Daily Independent (Ashland, KY)

May 6, 2009

Another shortfall — 05/07/09

Legislators should not assign Beshear task of erasing deficit


The 2009-10 fiscal year budget for the state of Kentucky will not take effect until July 1, but already Gov. Steve Beshear is sounding the alarm: If you think the $456 million revenue shortfall for the current fiscal year’s budget was bad, just wait until next year.

Based on current revenue projections, the budget shortfall for the next fiscal year will range between $818 million and $1.1 billion, the governor warned. That would require deep cuts in state spending, increased taxes, or a combination of the two.

The projected shortfall is not official. The independent, nonpartisan group of experts that make revenue predictions has yet to meet. Until it does, state leaders will not know exactly how much spending will need to be cut and revenue increased to eliminate the shortfall.

And state leaders have no choice but to erase any revenue shortfall. The Kentucky Constitution prohibits the state from deficit spending. So do the constitutions of most states. That’s why Kentucky is hardly alone in it money woes.

The group of experts predicted that $456 million shortfall for this fiscal year soon after the year began.
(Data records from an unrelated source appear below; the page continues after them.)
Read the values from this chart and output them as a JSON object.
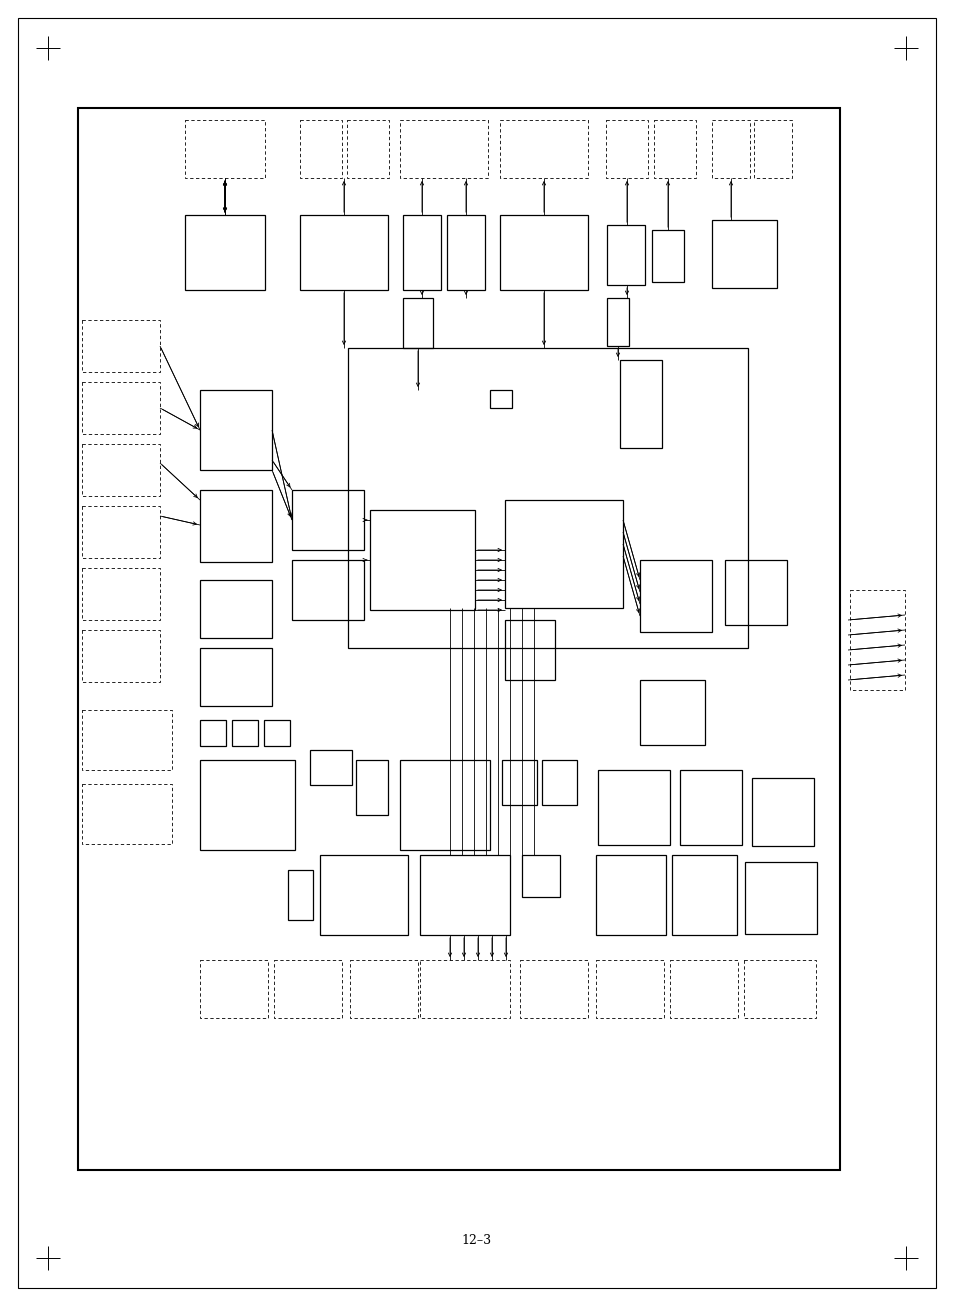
{
  "bg_color": "#ffffff",
  "line_color": "#000000",
  "caption": "12–3",
  "figsize": [
    9.54,
    13.06
  ],
  "dpi": 100
}
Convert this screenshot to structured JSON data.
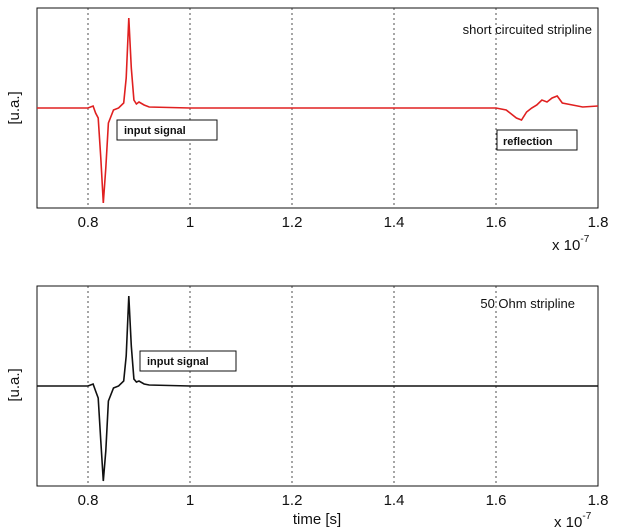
{
  "chart_data": [
    {
      "type": "line",
      "title": "short circuited stripline",
      "xlabel": "",
      "ylabel": "[u.a.]",
      "xlim": [
        7e-08,
        1.8e-07
      ],
      "ylim": [
        -1,
        1
      ],
      "x_ticks": [
        8e-08,
        1e-07,
        1.2e-07,
        1.4e-07,
        1.6e-07,
        1.8e-07
      ],
      "x_tick_labels": [
        "0.8",
        "1",
        "1.2",
        "1.4",
        "1.6",
        "1.8"
      ],
      "x_scale_label": "x 10",
      "x_scale_exponent": "-7",
      "grid": "vertical dashed",
      "color": "#e02020",
      "annotations": [
        {
          "text": "input signal",
          "x": 8.3e-08,
          "y": -0.25
        },
        {
          "text": "reflection",
          "x": 1.65e-07,
          "y": -0.35
        }
      ],
      "series": [
        {
          "x": [
            7e-08,
            8e-08,
            8.1e-08,
            8.15e-08,
            8.2e-08,
            8.25e-08,
            8.3e-08,
            8.35e-08,
            8.4e-08,
            8.5e-08,
            8.6e-08,
            8.7e-08,
            8.75e-08,
            8.8e-08,
            8.85e-08,
            8.9e-08,
            8.95e-08,
            9e-08,
            9.1e-08,
            9.2e-08,
            1e-07,
            1.2e-07,
            1.4e-07,
            1.6e-07,
            1.62e-07,
            1.64e-07,
            1.65e-07,
            1.66e-07,
            1.67e-07,
            1.68e-07,
            1.69e-07,
            1.7e-07,
            1.71e-07,
            1.72e-07,
            1.73e-07,
            1.75e-07,
            1.77e-07,
            1.8e-07
          ],
          "y": [
            0.0,
            0.0,
            0.02,
            -0.05,
            -0.1,
            -0.5,
            -0.95,
            -0.6,
            -0.15,
            -0.02,
            0.0,
            0.05,
            0.3,
            0.9,
            0.4,
            0.08,
            0.04,
            0.06,
            0.03,
            0.01,
            0.0,
            0.0,
            0.0,
            0.0,
            -0.02,
            -0.1,
            -0.12,
            -0.04,
            0.0,
            0.03,
            0.08,
            0.06,
            0.1,
            0.12,
            0.05,
            0.03,
            0.01,
            0.02
          ]
        }
      ]
    },
    {
      "type": "line",
      "title": "50 Ohm stripline",
      "xlabel": "time [s]",
      "ylabel": "[u.a.]",
      "xlim": [
        7e-08,
        1.8e-07
      ],
      "ylim": [
        -1,
        1
      ],
      "x_ticks": [
        8e-08,
        1e-07,
        1.2e-07,
        1.4e-07,
        1.6e-07,
        1.8e-07
      ],
      "x_tick_labels": [
        "0.8",
        "1",
        "1.2",
        "1.4",
        "1.6",
        "1.8"
      ],
      "x_scale_label": "x 10",
      "x_scale_exponent": "-7",
      "grid": "vertical dashed",
      "color": "#111111",
      "annotations": [
        {
          "text": "input signal",
          "x": 9e-08,
          "y": 0.25
        }
      ],
      "series": [
        {
          "x": [
            7e-08,
            8e-08,
            8.1e-08,
            8.15e-08,
            8.2e-08,
            8.25e-08,
            8.3e-08,
            8.35e-08,
            8.4e-08,
            8.5e-08,
            8.6e-08,
            8.7e-08,
            8.75e-08,
            8.8e-08,
            8.85e-08,
            8.9e-08,
            8.95e-08,
            9e-08,
            9.1e-08,
            9.2e-08,
            1e-07,
            1.2e-07,
            1.4e-07,
            1.6e-07,
            1.8e-07
          ],
          "y": [
            0.0,
            0.0,
            0.02,
            -0.05,
            -0.12,
            -0.55,
            -0.95,
            -0.65,
            -0.15,
            -0.02,
            0.0,
            0.05,
            0.3,
            0.9,
            0.4,
            0.07,
            0.04,
            0.05,
            0.02,
            0.01,
            0.0,
            0.0,
            0.0,
            0.0,
            0.0
          ]
        }
      ]
    }
  ]
}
Beshear ordered an immediate reduction in spending for most state agencies, developed a plan for eliminating the shortfall and conducted a series of town meetings throughout the state to gain support for his proposals.

The 2009 General Assembly adopted a modified version of the governor’s plan, doubled the tax on cigarettes and added the sales tax to packaged beer and alcohol sales to eliminate the shortfall.

But as they did so, legislative leaders and the governor emphasized that the “fix” was only temporary. Sure enough, the shortfall for the coming fiscal year could be double what it was for this fiscal year — and that’s with the added revenue from higher cigarette and alcohol taxes. The legislature’s plan to eliminate the shortfall also eliminated another option used to eliminate deficits. It took so much from the state’s “rainy day fund” that to make further raids on the fund designed to meet unexpected emergencies would be irresponsible and extremely risky.

Beshear already has said he likely will call a special session of the General Assembly later this year to deal with the shortfall, but Senate President David Williams, R-Burkesville, said the legislature should give Beshear the authority to manage the shortfall before seeking legislative help.

What a legislative cop out that would be. If the General Assembly were to give the governor the authority to balance the budget, it would force Beshear — and Beshear alone — to make the unpopular cuts to balance spending with revenue. Legislators then could blame the governor for the cuts, saying they had nothing to do with them.

However, the budget for the coming fiscal year was approved by the 2008 General Assembly as part of the state’s two-year budget. That budget was based on revenue projections made by legislators. Mostly because of the worldwide recession, revenues are falling far short of projections.

The members of the General Assembly helped create the problem. It is their responsibility to be part of the solution. If legislators do not want to increase taxes, they must approve the cuts in the budget they approved necessary to balance it. Shifting that responsibility to the governor would be to shirk their duties.